- Directed by: John Kalangis
- Written by: John Kalangis
- Produced by: Christopher Binney
- Starring: Fabrizio Filippo Shauna MacDonald Kathryn Zenna Scott McCord
- Cinematography: James Griffith Luc Montpellier
- Edited by: Roland Schlimme
- Music by: John Mark Sherlock Richard Underhill
- Production company: 48 FPS Productions
- Distributed by: Sullivan Entertainment
- Release date: December 2005 (Whistler);
- Running time: 75 minutes
- Country: Canada
- Language: English

= Love Is Work =

2005 Canadian film

Love Is Work is a Canadian drama film, directed by John Kalangis and released in 2005. The film centres on five different couples with different issues in their relationships.

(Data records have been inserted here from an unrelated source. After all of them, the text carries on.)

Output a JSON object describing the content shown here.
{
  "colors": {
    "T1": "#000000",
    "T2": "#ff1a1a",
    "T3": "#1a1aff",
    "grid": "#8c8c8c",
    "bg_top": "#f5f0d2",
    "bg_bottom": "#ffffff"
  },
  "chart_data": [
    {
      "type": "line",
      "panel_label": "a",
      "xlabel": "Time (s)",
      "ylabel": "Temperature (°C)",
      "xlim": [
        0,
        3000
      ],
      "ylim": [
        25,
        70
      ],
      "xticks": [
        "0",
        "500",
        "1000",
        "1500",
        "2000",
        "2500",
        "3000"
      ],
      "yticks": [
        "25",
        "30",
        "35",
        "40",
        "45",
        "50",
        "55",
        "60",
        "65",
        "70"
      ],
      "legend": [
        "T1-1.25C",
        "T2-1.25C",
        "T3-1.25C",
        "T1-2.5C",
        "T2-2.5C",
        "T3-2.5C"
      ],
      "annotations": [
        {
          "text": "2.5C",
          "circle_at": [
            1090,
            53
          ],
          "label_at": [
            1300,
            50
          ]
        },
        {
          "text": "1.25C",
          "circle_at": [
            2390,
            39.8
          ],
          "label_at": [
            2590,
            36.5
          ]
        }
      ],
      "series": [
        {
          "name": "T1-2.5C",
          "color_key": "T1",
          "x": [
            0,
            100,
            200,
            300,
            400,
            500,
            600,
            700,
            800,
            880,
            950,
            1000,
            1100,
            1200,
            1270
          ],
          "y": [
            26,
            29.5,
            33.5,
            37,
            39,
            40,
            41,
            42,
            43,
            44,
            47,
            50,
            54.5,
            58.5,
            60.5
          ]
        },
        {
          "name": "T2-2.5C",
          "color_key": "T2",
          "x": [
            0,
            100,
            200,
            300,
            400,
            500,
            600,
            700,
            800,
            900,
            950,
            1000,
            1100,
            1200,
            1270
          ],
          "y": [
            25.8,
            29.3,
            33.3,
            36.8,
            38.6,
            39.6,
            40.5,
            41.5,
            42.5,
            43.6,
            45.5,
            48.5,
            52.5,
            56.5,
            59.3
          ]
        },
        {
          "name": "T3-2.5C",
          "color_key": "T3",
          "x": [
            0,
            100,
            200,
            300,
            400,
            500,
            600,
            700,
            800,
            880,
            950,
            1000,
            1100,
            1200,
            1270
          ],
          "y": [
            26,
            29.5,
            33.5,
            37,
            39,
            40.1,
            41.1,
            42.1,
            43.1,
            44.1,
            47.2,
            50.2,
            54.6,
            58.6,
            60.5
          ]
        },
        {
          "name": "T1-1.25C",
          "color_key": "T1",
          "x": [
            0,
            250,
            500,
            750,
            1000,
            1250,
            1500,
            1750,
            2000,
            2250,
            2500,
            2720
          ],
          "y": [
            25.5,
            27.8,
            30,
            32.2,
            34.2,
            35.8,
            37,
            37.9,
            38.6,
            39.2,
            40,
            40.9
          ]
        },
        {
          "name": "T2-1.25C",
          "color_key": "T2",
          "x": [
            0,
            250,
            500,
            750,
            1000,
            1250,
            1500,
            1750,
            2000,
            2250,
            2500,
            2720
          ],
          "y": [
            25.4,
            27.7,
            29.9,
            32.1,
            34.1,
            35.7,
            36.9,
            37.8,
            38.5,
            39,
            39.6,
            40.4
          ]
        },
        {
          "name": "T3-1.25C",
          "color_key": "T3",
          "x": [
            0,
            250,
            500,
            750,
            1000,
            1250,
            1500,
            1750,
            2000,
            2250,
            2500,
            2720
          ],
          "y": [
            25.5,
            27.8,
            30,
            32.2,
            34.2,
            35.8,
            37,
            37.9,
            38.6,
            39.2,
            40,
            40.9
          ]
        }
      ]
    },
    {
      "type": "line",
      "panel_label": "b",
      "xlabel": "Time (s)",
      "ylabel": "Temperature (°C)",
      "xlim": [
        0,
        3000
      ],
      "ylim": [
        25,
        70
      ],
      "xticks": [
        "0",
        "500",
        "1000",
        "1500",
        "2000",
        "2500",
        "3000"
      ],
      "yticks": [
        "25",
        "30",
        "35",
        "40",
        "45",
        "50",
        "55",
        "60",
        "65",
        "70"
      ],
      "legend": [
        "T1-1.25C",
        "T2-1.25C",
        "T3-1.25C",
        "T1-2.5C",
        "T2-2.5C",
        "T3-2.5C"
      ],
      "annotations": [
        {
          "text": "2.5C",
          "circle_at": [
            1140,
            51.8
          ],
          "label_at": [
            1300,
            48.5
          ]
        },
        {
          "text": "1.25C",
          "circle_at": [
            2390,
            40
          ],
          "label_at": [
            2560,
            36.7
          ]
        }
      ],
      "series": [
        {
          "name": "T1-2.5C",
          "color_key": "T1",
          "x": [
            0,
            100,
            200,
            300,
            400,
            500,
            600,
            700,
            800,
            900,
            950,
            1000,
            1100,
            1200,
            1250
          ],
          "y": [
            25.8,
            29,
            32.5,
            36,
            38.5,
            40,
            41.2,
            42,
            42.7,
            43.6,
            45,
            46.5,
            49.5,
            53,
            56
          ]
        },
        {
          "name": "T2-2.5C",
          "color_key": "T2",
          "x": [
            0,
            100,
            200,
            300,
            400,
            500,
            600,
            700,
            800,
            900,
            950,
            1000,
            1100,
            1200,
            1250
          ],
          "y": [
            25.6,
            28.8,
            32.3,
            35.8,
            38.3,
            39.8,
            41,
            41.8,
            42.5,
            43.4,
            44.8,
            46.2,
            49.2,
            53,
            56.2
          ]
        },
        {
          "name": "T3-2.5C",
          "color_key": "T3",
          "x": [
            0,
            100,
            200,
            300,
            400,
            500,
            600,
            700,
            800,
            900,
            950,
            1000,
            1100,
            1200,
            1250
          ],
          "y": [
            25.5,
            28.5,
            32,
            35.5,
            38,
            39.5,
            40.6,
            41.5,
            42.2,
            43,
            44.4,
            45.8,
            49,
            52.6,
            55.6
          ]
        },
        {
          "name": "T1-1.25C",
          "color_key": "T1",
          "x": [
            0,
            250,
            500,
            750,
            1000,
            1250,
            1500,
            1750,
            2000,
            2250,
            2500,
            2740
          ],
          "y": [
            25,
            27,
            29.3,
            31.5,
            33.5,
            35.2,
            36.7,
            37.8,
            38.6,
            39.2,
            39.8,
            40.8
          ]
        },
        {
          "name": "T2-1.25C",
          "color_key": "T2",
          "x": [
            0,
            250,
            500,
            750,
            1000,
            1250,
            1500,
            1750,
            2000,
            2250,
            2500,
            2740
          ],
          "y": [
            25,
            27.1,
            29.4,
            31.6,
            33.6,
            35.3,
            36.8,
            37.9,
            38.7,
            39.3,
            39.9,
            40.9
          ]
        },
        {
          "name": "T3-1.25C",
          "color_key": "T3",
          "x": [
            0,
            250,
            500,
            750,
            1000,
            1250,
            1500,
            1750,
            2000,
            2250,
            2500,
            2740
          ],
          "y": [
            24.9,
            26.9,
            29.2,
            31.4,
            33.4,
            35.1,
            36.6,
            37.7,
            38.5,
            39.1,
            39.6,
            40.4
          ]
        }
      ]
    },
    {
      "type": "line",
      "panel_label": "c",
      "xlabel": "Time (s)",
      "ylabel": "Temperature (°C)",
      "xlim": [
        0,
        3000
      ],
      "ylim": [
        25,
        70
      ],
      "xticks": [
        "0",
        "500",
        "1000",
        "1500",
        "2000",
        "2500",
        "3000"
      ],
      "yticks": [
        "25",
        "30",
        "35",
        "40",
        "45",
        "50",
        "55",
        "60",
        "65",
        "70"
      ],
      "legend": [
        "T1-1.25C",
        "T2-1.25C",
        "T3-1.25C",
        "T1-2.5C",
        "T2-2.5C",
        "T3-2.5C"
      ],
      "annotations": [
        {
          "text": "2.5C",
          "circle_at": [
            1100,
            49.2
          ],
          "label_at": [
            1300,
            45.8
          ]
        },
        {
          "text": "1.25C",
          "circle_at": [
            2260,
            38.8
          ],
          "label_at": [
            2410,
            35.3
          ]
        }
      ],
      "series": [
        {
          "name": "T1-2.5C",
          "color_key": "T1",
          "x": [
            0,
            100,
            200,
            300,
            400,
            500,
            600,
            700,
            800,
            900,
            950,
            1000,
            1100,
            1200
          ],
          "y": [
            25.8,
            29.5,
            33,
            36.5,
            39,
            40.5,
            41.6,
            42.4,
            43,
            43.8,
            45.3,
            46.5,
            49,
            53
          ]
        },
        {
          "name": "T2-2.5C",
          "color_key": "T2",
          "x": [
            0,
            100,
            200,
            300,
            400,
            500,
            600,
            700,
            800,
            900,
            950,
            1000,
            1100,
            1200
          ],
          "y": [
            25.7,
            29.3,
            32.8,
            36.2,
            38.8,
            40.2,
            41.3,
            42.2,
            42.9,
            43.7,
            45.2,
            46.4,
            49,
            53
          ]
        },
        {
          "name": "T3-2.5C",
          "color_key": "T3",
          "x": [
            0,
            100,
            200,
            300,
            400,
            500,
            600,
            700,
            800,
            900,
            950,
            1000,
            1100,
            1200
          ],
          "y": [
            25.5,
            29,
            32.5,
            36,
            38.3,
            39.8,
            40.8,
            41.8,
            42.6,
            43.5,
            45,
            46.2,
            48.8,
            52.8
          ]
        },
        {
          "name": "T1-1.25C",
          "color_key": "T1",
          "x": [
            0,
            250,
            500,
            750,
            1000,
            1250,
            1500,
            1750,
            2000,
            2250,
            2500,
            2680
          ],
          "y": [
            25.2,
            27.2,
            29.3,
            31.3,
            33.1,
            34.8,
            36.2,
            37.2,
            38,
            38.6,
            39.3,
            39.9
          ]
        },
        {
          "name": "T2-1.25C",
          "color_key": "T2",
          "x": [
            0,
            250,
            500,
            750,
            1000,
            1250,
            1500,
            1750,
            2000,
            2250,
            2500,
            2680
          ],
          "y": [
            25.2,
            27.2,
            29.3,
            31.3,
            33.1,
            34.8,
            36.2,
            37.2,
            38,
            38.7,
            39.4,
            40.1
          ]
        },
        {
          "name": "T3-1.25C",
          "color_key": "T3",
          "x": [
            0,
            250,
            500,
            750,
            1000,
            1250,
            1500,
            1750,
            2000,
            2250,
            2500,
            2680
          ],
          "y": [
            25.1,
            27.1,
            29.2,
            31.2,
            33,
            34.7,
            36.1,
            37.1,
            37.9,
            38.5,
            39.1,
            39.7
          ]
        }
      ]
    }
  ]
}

Victor (Fabrizio Filippo) and Celia (Shauna MacDonald) are young professionals who are still at an early stage in their relationship, but are reaching the point where it's time to decide whether they want to commit. Harley (Kyree Vibrant) and Shaun (Scott McCord) are partners in both life and music, whose relationship is tested by Harley's suspicion that Shaun is faking a neck injury to avoid an opportunity that could take their career to the next level. Terry (Kalangis) and Sarah (Joa Gamelin) are an older couple challenged by the recent death of Terry's brother, which has resulted in their nephew Josh coming to live with them. Zoe (Natalie Radford) and Kathy (Meredith Vuchnich) are friends getting together to plan Zoe's baby shower, but who have never fully processed their feelings for each other after having briefly been lovers before Zoe married a man. Charlie (Ryan McVittie) and Samantha (Kathryn Zenna) are a couple who have reached the breaking point due to Charlie's jealous belief that Samantha is having an affair.

==Production==
The film was made through a process of improvisation, in which the actors were given broad story outlines but had to improvise their dialogue. It was shot at the Rhino, a restaurant in the Parkdale neighbourhood of Toronto. It was not originally intended as a film, but merely as a workshopping process toward the development of a screenplay; however, after struggling with the process and even undertaking a failed attempt to turn each scene into five separate short films, Kalangis and Roland Schlimme edited the original footage together into a feature film.

==Release==
The film premiered in the Borsos Competition program at the 2005 Whistler Film Festival, where it was named the winner of the Whistler Film Festival Audience Award. At the 2006 Canadian Film Festival, the cast won the award for Best Ensemble Performance.

The film received limited commercial release in 2007.